To the small crowd outside St Stephen's Gate, it seemed a very foreign ritual. Press photographers wobbled on ladders while TV cameramen ate corned beef sandwiches. "Why are they getting married in the middle of winter at his place of work?" demanded an American lady. "That's not very romantic."

Tourists and local office workers made up the bulk of passers-by. Guests arriving by taxi hurried past the press. Leon Brittan posed grandly with friends, as the snappers tried out their motor-drives. After queuing for half an hour, the Swedes had still no clue what was going on. "Who is coming here, please?" one finally said. Why, the head of the Conservative and Unionist Party of Great Britain and Northern Ireland, I said, who is shortly to marry his sweetheart, Ff-". "Do you know", asked the nearest Swede dismissively, "if there's a good bar near here?"

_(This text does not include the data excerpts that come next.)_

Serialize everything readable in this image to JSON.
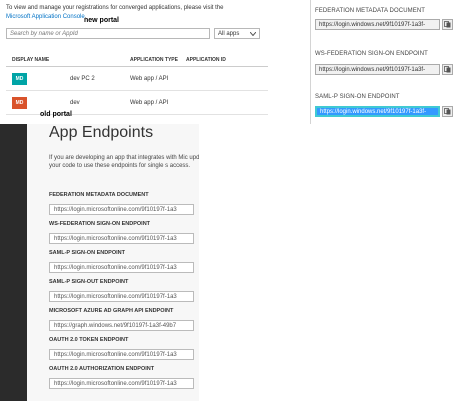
{
  "new_portal": {
    "intro_text": "To view and manage your registrations for converged applications, please visit the ",
    "intro_link": "Microsoft Application Console",
    "intro_end": ".",
    "label": "new portal",
    "search_placeholder": "Search by name or AppId",
    "filter_value": "All apps",
    "table": {
      "headers": [
        "DISPLAY NAME",
        "APPLICATION TYPE",
        "APPLICATION ID"
      ],
      "rows": [
        {
          "initials": "MD",
          "color": "#00a4a6",
          "name": "dev PC 2",
          "type": "Web app / API",
          "id": ""
        },
        {
          "initials": "MD",
          "color": "#d9532b",
          "name": "dev",
          "type": "Web app / API",
          "id": ""
        }
      ]
    }
  },
  "new_endpoints": [
    {
      "label": "FEDERATION METADATA DOCUMENT",
      "value": "https://login.windows.net/9f10197f-1a3f-",
      "selected": false
    },
    {
      "label": "WS-FEDERATION SIGN-ON ENDPOINT",
      "value": "https://login.windows.net/9f10197f-1a3f-",
      "selected": false
    },
    {
      "label": "SAML-P SIGN-ON ENDPOINT",
      "value": "https://login.windows.net/9f10197f-1a3f-",
      "selected": true
    }
  ],
  "old_portal": {
    "label": "old portal",
    "title": "App Endpoints",
    "description": "If you are developing an app that integrates with Mic update your code to use these endpoints for single s access.",
    "endpoints": [
      {
        "label": "FEDERATION METADATA DOCUMENT",
        "value": "https://login.microsoftonline.com/9f10197f-1a3"
      },
      {
        "label": "WS-FEDERATION SIGN-ON ENDPOINT",
        "value": "https://login.microsoftonline.com/9f10197f-1a3"
      },
      {
        "label": "SAML-P SIGN-ON ENDPOINT",
        "value": "https://login.microsoftonline.com/9f10197f-1a3"
      },
      {
        "label": "SAML-P SIGN-OUT ENDPOINT",
        "value": "https://login.microsoftonline.com/9f10197f-1a3"
      },
      {
        "label": "MICROSOFT AZURE AD GRAPH API ENDPOINT",
        "value": "https://graph.windows.net/9f10197f-1a3f-49b7"
      },
      {
        "label": "OAUTH 2.0 TOKEN ENDPOINT",
        "value": "https://login.microsoftonline.com/9f10197f-1a3"
      },
      {
        "label": "OAUTH 2.0 AUTHORIZATION ENDPOINT",
        "value": "https://login.microsoftonline.com/9f10197f-1a3"
      }
    ]
  },
  "icons": {
    "copy": "copy-icon",
    "dropdown": "chevron-down-icon"
  }
}
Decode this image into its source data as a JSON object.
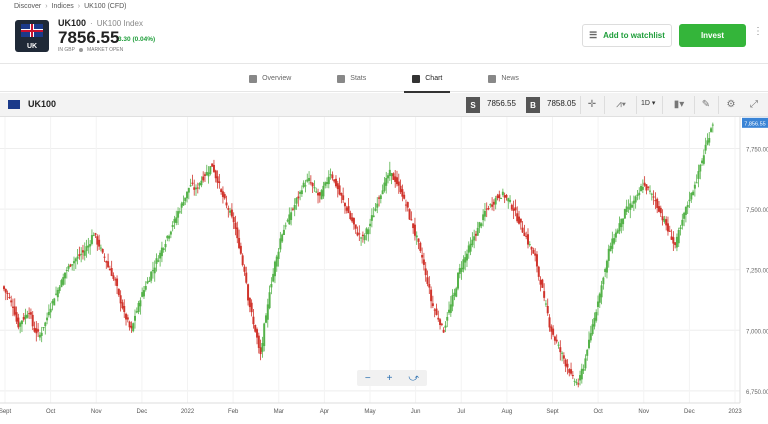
{
  "breadcrumb": {
    "discover": "Discover",
    "indices": "Indices",
    "current": "UK100 (CFD)"
  },
  "instrument": {
    "symbol": "UK100",
    "separator": "·",
    "full_name": "UK100 Index",
    "price": "7856.55",
    "change": "3.30 (0.04%)",
    "currency": "IN GBP",
    "market_status": "MARKET OPEN",
    "logo_label": "UK"
  },
  "actions": {
    "watchlist": "Add to watchlist",
    "invest": "Invest",
    "more": "⋮"
  },
  "tabs": [
    {
      "label": "Overview"
    },
    {
      "label": "Stats"
    },
    {
      "label": "Chart"
    },
    {
      "label": "News"
    }
  ],
  "toolbar": {
    "name": "UK100",
    "sell_label": "S",
    "sell_value": "7856.55",
    "buy_label": "B",
    "buy_value": "7858.05",
    "timeframe": "1D"
  },
  "colors": {
    "up": "#55b24a",
    "down": "#d0342c",
    "accent": "#34b53a",
    "price_tag": "#3a84d6"
  },
  "chart_data": {
    "type": "candlestick",
    "x_ticks": [
      "Sept",
      "Oct",
      "Nov",
      "Dec",
      "2022",
      "Feb",
      "Mar",
      "Apr",
      "May",
      "Jun",
      "Jul",
      "Aug",
      "Sept",
      "Oct",
      "Nov",
      "Dec",
      "2023"
    ],
    "y_ticks": [
      "7,750.00",
      "7,500.00",
      "7,250.00",
      "7,000.00",
      "6,750.00"
    ],
    "ylim": [
      6700,
      7880
    ],
    "last_price": "7,856.55",
    "close_path": [
      7180,
      7150,
      7100,
      7020,
      7050,
      7080,
      7000,
      6980,
      7030,
      7100,
      7150,
      7200,
      7250,
      7280,
      7300,
      7320,
      7350,
      7400,
      7350,
      7300,
      7250,
      7200,
      7120,
      7050,
      7000,
      7080,
      7150,
      7200,
      7250,
      7300,
      7350,
      7400,
      7450,
      7500,
      7550,
      7600,
      7580,
      7620,
      7650,
      7680,
      7620,
      7550,
      7500,
      7450,
      7350,
      7250,
      7100,
      7000,
      6900,
      7050,
      7200,
      7300,
      7400,
      7450,
      7500,
      7550,
      7600,
      7620,
      7580,
      7550,
      7600,
      7650,
      7600,
      7550,
      7500,
      7450,
      7400,
      7380,
      7420,
      7480,
      7550,
      7600,
      7650,
      7620,
      7580,
      7520,
      7450,
      7380,
      7300,
      7200,
      7100,
      7050,
      7000,
      7080,
      7150,
      7250,
      7300,
      7350,
      7400,
      7450,
      7500,
      7520,
      7550,
      7560,
      7540,
      7500,
      7450,
      7400,
      7350,
      7300,
      7200,
      7100,
      7000,
      6950,
      6900,
      6850,
      6800,
      6780,
      6850,
      6950,
      7050,
      7150,
      7250,
      7350,
      7400,
      7450,
      7500,
      7520,
      7550,
      7600,
      7580,
      7550,
      7500,
      7450,
      7400,
      7350,
      7420,
      7500,
      7560,
      7620,
      7700,
      7780,
      7856
    ]
  },
  "zoom": {
    "minus": "−",
    "plus": "+",
    "share": "share"
  }
}
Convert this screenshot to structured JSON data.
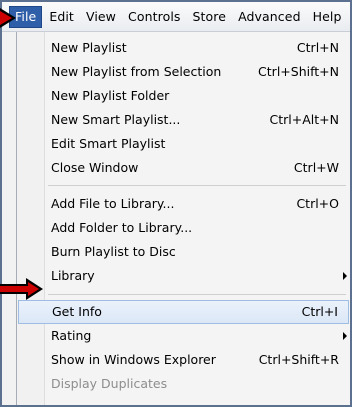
{
  "menubar": {
    "items": [
      {
        "label": "File",
        "active": true
      },
      {
        "label": "Edit",
        "active": false
      },
      {
        "label": "View",
        "active": false
      },
      {
        "label": "Controls",
        "active": false
      },
      {
        "label": "Store",
        "active": false
      },
      {
        "label": "Advanced",
        "active": false
      },
      {
        "label": "Help",
        "active": false
      }
    ]
  },
  "file_menu": {
    "groups": [
      [
        {
          "label": "New Playlist",
          "shortcut": "Ctrl+N"
        },
        {
          "label": "New Playlist from Selection",
          "shortcut": "Ctrl+Shift+N"
        },
        {
          "label": "New Playlist Folder",
          "shortcut": ""
        },
        {
          "label": "New Smart Playlist...",
          "shortcut": "Ctrl+Alt+N"
        },
        {
          "label": "Edit Smart Playlist",
          "shortcut": ""
        },
        {
          "label": "Close Window",
          "shortcut": "Ctrl+W"
        }
      ],
      [
        {
          "label": "Add File to Library...",
          "shortcut": "Ctrl+O"
        },
        {
          "label": "Add Folder to Library...",
          "shortcut": ""
        },
        {
          "label": "Burn Playlist to Disc",
          "shortcut": ""
        },
        {
          "label": "Library",
          "shortcut": "",
          "submenu": true
        }
      ],
      [
        {
          "label": "Get Info",
          "shortcut": "Ctrl+I",
          "highlighted": true
        },
        {
          "label": "Rating",
          "shortcut": "",
          "submenu": true
        },
        {
          "label": "Show in Windows Explorer",
          "shortcut": "Ctrl+Shift+R"
        },
        {
          "label": "Display Duplicates",
          "shortcut": "",
          "disabled": true
        }
      ]
    ]
  },
  "annotations": {
    "arrow_color": "#cc0000",
    "arrows": [
      "pointer-arrow-file-menu",
      "pointer-arrow-get-info"
    ]
  },
  "colors": {
    "menubar_active": "#2f5fa8",
    "highlight_border": "#9fbce1",
    "frame_border": "#5c7190",
    "disabled_text": "#8d8d8d"
  }
}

Then, at 3.08, the couple appeared, walking with becoming stateliness down the ancient stairway. Then you realised the reason for their slow progress was the tightness of the bride's dress. It clung to her like a lovesick barnacle. It was a dream of ivory silk crepe, scalloped at the neck, cinched at the waist, fishtailed at the bottom and cloaked at the shoulder. The former Ms Jenkins, hitherto a vapidly pretty researcher in civil service threads, was suddenly a businesslike goddess, holding a bouquet of lilies like an arsenal of Indian clubs.

Mr Hague sported a dashing waistcoat, a shining dome and a huge smile, as well he might. His minder, Alan Duncan, directed the press photographers to take the couple's best side. The snappers in turn directed Mr Hague: "How about a kiss?" He happily complied, several times. Mr Hague may not be a screen god, but he is an enthusiastic snogger. The fourth time he clamped his lips on Ffion's, he seized her right arm and tensed it, in an unmistakably erectile gesture. The cameras went into a frenzy. Better-placed tourists had cameras thrust into their hands by the view- obscured, to immortalise the moment.

A final wave. They turned to go back in, and we gazed at the line of tiny buttons that marched down the spine of Ffion's dress. It was a wonderful retreating view. Into a few dozen male heads popped the image of Marilyn Monroe's dress in Some Like it Hot. It seemed appropriate: Egghead Weds Hourglass (Mark II).